J'ai décidé d'écrire sur ce qui m'est arrivée dans ma vie afin de soulager ce poids lourd que je porte, mais également pour dire à ceux qui vivent ou ont vécu la même chose : vous n'êtes pas seul !

 

Si vous êtes victime de maltraitance ou négligence, ne vous laissez pas faire, ce n'est pas normal. Un parent ne devrait jamais arriver à la force pour quelque raison que ce soit. Parlez-en autour de vous, même si je sais que c'est très dur ; on ne veut pas « trahir » nos parents ou celui qui nous maltraite, on a peur des représailles, on s'inquiète de ce qu'on deviendra. Mais parlez-en ! Au médecin, aux professeurs, à des voisins, une assistante sociale, l'infirmière de votre école. Je le répète, parlez-en ! Des gens peuvent vous aider.

 

Pour ceux qui ont été victimes, ce sera un témoignage de plus que vous lirez, qui vous rappelleront peut-être parfois vos propres expériences. Si j'écris aussi pour vous, c'est pour vous dire : vous n'êtes pas seuls !

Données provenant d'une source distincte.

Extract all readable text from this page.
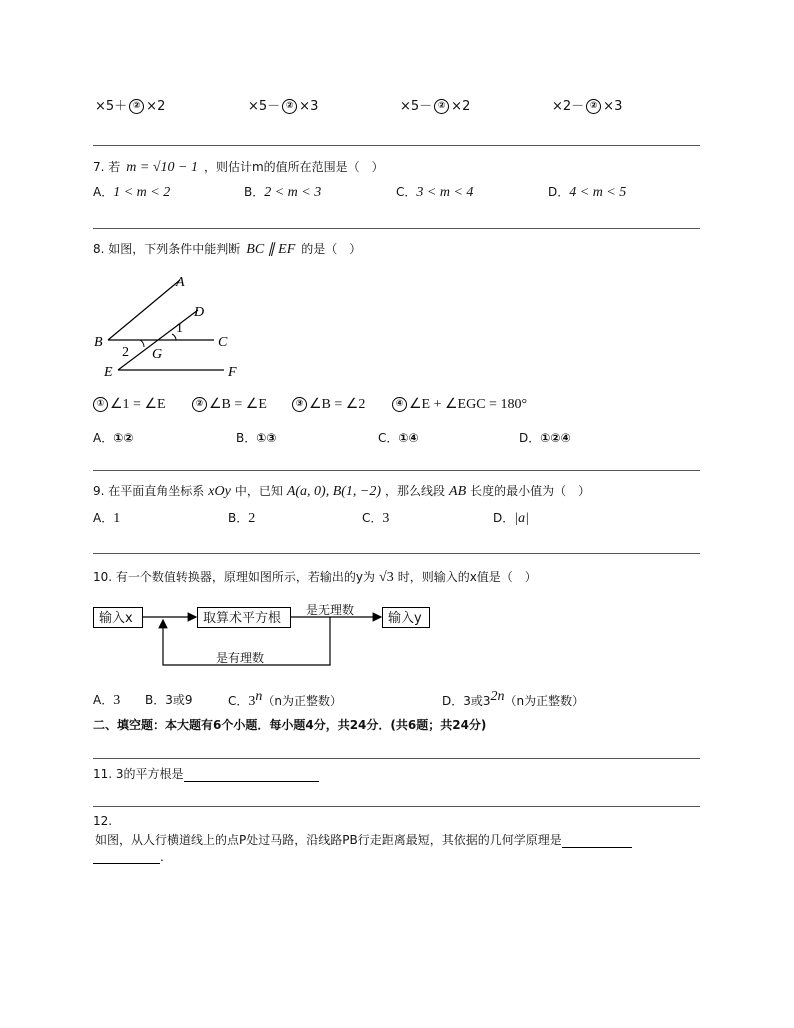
×5＋ ② ×2	×5－ ② ×3	×5－ ② ×2	×2－ ② ×3
7. 若 m = √10 − 1 ，则估计m的值所在范围是（　）
A．1 < m < 2	B．2 < m < 3	C．3 < m < 4	D．4 < m < 5
8. 如图，下列条件中能判断 BC ∥ EF 的是（　）
A
B	C
D
E	F
G
1
2
① ∠1 = ∠E	② ∠B = ∠E	③ ∠B = ∠2	④ ∠E + ∠EGC = 180°
A．①②	B．①③	C．①④	D．①②④
9. 在平面直角坐标系 xOy 中，已知 A(a, 0), B(1, −2) ，那么线段 AB 长度的最小值为（　）
A．1	B．2	C．3	D．|a|
10. 有一个数值转换器，原理如图所示，若输出的y为 √3 时，则输入的x值是（　）
输入x	取算术平方根	输入y
是无理数
是有理数
A．3 B．3或9	C．3$^n$（n为正整数）	D．3或$3^{2n}(n$为正整数）
二、填空题：本大题有6个小题．每小题4分，共24分．(共6题；共24分)
11. 3的平方根是
12.
如图，从人行横道线上的点P处过马路，沿线路PB行走距离最短，其依据的几何学原理是
.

J'ai longtemps cru que nous n'étions qu'une minorité à vivre ce cauchemar et à en subir les conséquences au quotidien dans notre vie. Mais c'est faux, nous sommes très nombreux à avoir vécu des maltraitances et à devoir vivre avec ça. Nous apprenons les uns des autres à comment rendre ce poids plus léger et à avancer doucement.

 

Nous sommes tous des phœnix capables de revenir à la vie, de se relever, et d'avancer, vivre avec nos armes.

 

Comme le dit Edith Piaf « Je ne regrette rien, ni le bien qu'on m'a fait, ni le mal, tout ça m'est bien égal (…) je repars à zéro »

 

 

CHAPITRE 1

 

Je suis née dans une toute petite ville de Normandie au onzième mois de l'an mille neuf cent quatre vingt quatorze. Pendant les sept premières années de ma vie, j'ai eu le droit au bonheur d'un enfant qui grandit dans une famille heureuse et aimante. J'étais le petit trésor de mes parents et je faisais leur bonheur. J'avais le droit à tout ce que j'avais envie, et, oui, j'étais pourrie gâtée. Je ne peux pas leur retirer ça, une chambre magnifique, une salle de jeux pleine à craquer. Je n'avais vraiment pas à me plaindre. Je passais mes soirées, avant d'aller me coucher, à discuter avec ma mère de ma journée ou de chose en général pendant qu'elle me peignait les cheveux. J'avais le droit aux animaux de compagnie. J'ai eu des poissons, des cochons d'inde, des hamsters. Et je n'avais pas le temps de pleurer leur mort qu'un nouvel ami rejoignait ma vie.

Nous partions en vacances tous les étés dans le sud-est, en camping. J'adorais ça. Nous allions nous balader le long des marchés en bord de mer le soir, éclairé aux lumières des stands. Quand un objet me donnait envie, on me l'offrait. C'est ainsi que même dans notre caravane, j'avais beaucoup de jouets et de peluches.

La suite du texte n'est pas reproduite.